Our study was designed to address this clinical challenge by using a scientific approach to help clinicians screen for patients who can truly avoid ALND through monitoring the axillary lymph node response of NAT dynamically. We also sought to develop an effective method for SLNB post-NAT that does need not be restricted by conditions, such as radioisotopes and marker clips. In this study, a prediction model based on nomogram and RF methods was developed to discriminate patients who could undergo SLNB post-NAT. The AUC values of nomogram and RF methods were 0.76 and 0.85, respectively, and both methods showed good predictive ability. The variables incorporated in the final nomogram by logistic regression analysis were MDCPL, LNS changes, ER expression percentage, HER2 status, and pre-NAT N stage. The eigenvalues incorporated in the RF model were MDPL by cycle, MDSLN by cycle, LNS by cycle, T stage, N stage, ER, PR, HER2, and Ki67. In our study, whether nomogram or machine learning, the included variables can be obtained during routine examination, which does not require additional examination and is more consistent with actual clinical operation.
ER, HER2, and other IHC indicators have been shown to have predictive value for apCR post-NAT in several studies (11–14). Ultrasound is a general screening tool, with the advantage of being low-cost and can simultaneously assist in lymph node biopsies. A previous study shows that ultrasound is more accurate than mammography and MRI in the evaluation of axillary lymph nodes (47). Thus, the predictive value of ultrasound for axillary lymph nodes is controversial. The essential problem is the homogeneity of different medical centers cannot be guaranteed due to strong subjective judgment (sensitivity of 87% and specificity of 53%–97%) (48). Ultrasound features of metastatic lymph nodes are generally as follows (1): unclear border (2), irregular morphology (3), absence of hilum (4), visible vascularity (5), cortical thickness (6), and an aspect ratio <2 (26–29). It is usually thought that if one of these descriptions is met, the lymph node is likely to be a metastatic lymph node. However, our clinical experience has found that post-NAT ultrasound features showing metastatic lymph nodes postoperatively usually correlate with the number of these features present. A study found that the post-NAT ultrasound detection of suspicious lymph nodes predicted a lower rate of apCR (15). We believe that the various descriptions associated with abnormal lymph nodes may have inconsistent weights for evaluating lymph node metastasis. But we do not know whether they are the independent factors. Therefore, we originally established LNS as an observation index, assigning scores to each abnormal description, and calculating the difference pre- and post-NAT. Interestingly, patients with an LNS difference ≥0 are more likely to achieve apCR. To our knowledge, this is the first study to considerthe “LNS” as an independent factor influencing the evaluation of lymph node metastasis post-NAT.
NAT is a process, and therefore, patients’ primary breast and lymph node metastatic lesions also show a dynamic process of change as treatment advances. Whether such a change process is reflected in imaging features that can be suggestive in predicting pCR is also a recent hot topic. A study that predicted tpCR, by assessing the change in depth and width of primary foci described by ultrasound pre- and post-NAT, showed that the greater the reduction in depth of primary foci in triple-negative BC, the easier it was to achieve tpCR (49). Li et al. comparing ultrasound changes during NAT to predict apCR, found that the clinical response of the primary focus and the percentage of lymph nodes showing a reduction in their short diameter after NAT predicted apCR (50). The results of the above study suggest that changes in imaging features before and after NAT do have an important predictive value for pCR. This also inspired us to choose the pre-NAT and post-NAT LNS difference when conducting this study, instead of selecting the LNS at a separate time point pre- or post-NAT.

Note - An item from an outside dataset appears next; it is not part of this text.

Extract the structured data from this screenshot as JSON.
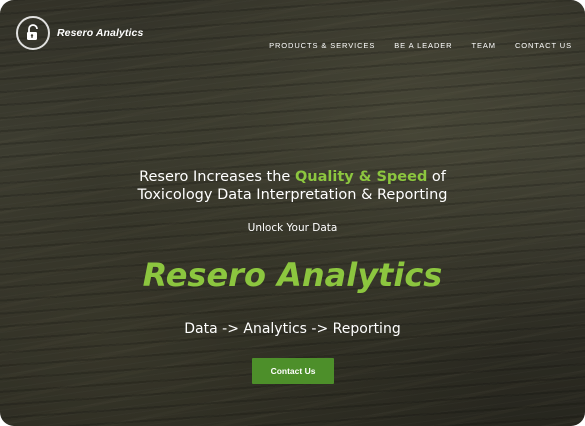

Moreover, the response of primary and metastatic axillary lymph nodes to NAT is generally consistent, but occasionally discordant cases occur, sometimes not exactly with the same treatment effect (51). We therefore ventured to see if the inclusion of MDCPL in the model would improve its predictive ability. In our study, an interesting phenomenon was observed was that some patients showed a trend of enlargement of the primary breast lesion while the axilla got pCR (6 of 27). Previous studies have shown that about 14.5% of patients show different post-NAT outcomes in breast and axillary lymph nodes (52). We therefore retained this group of patients and included them in the study.
The nomogram is simple to construct and easy to apply. The apCR probability can be derived by calculating the score from post-NAT clinical characteristics; however, some variables were excluded after statistical analysis that resulted in data compression. The RF model is more complex to construct than a nomogram, and its AUC results are greater than those of the nomogram. Machine learning can use all available clinicopathological information and prediction results are more reliable. However, when using this algorithm, the training time is relatively long. In addition, the process of data pre-processing and finding the optimal parameters of the model requires some knowledge of machine learning and practical experience in programming. This makes the whole process more tedious in general.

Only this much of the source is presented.